While reducing reliance on China for lithium battery cells may take time, given that China's lithium iron phosphate (LFP) cells hold over 80% of the global market share, security concerns are pushing global players to diversify component sourcing. Cybersecurity concerns have become as crucial in energy storage as in PV inverters, with regional politics now playing a major role in component selection based on customer location and project specifications.
Delta Electronics, a major player in power control systems, collaborates with prominent battery and energy storage companies worldwide, including Samsung SDI, LG Chem, Panasonic, BYD, CATL, and Powin, among others. Delta reports that these partnerships span multiple international markets, aligning with the growing demand for secure, locally-sourced storage solutions.
To address growing cybersecurity needs, energy storage providers are also strategically sourcing components, particularly PCS and PV inverters, to meet specific client security requirements in different regions. In the US, Europe, and Japan, for example, clients increasingly specify component origin, leading Taiwanese energy storage companies to frequently partner with Delta for PCS components due to Delta's international reputation and influence.
Most Taiwanese energy storage companies focus on module assembly, system integration, and end-to-end software-hardware solutions while maintaining reliance on Chinese suppliers for battery cells in the short term. However, sourcing for specific components is becoming more tailored to meet regional project needs. As domestic battery production expands in Taiwan through firms like Formosa Smart Energy, Taiwan Cement, Foxconn, and Cold Electric, collaboration with local suppliers is expected to increase to align with customer expectations.
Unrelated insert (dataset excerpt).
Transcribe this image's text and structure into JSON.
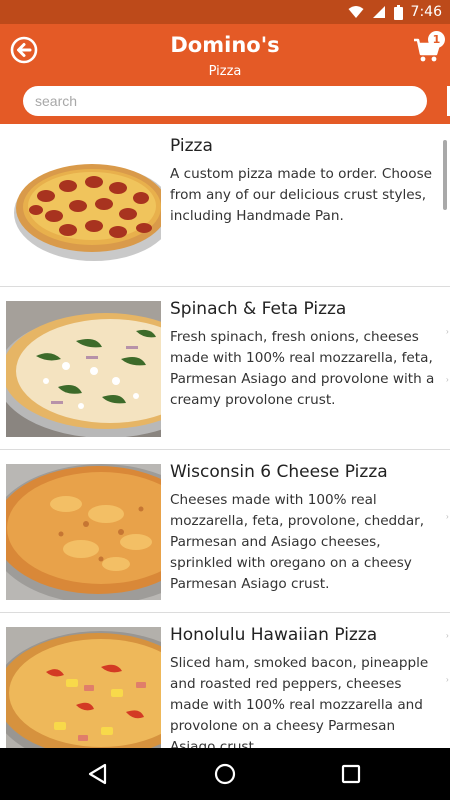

Bloomberg New Energy Finance forecasts a 21% annual growth rate for the global energy storage market through 2030, projecting a total of 137GW by that time. Tesla alone saw its energy storage business grow by 130% year over year in the first half of 2024, signaling that demand for renewables and energy storage now outpaces that of electric vehicles.
With the rapid increase in renewable energy impacting grids worldwide, energy storage is garnering substantial interest for its potential to stabilize supply. The rise of power-hungry tech sectors will continue to challenge grids and boost the demand for secure and resilient energy storage solutions. As such, energy storage is emerging as a long-term, essential industry, though its growth path may see temporary disruptions due to regional policy shifts.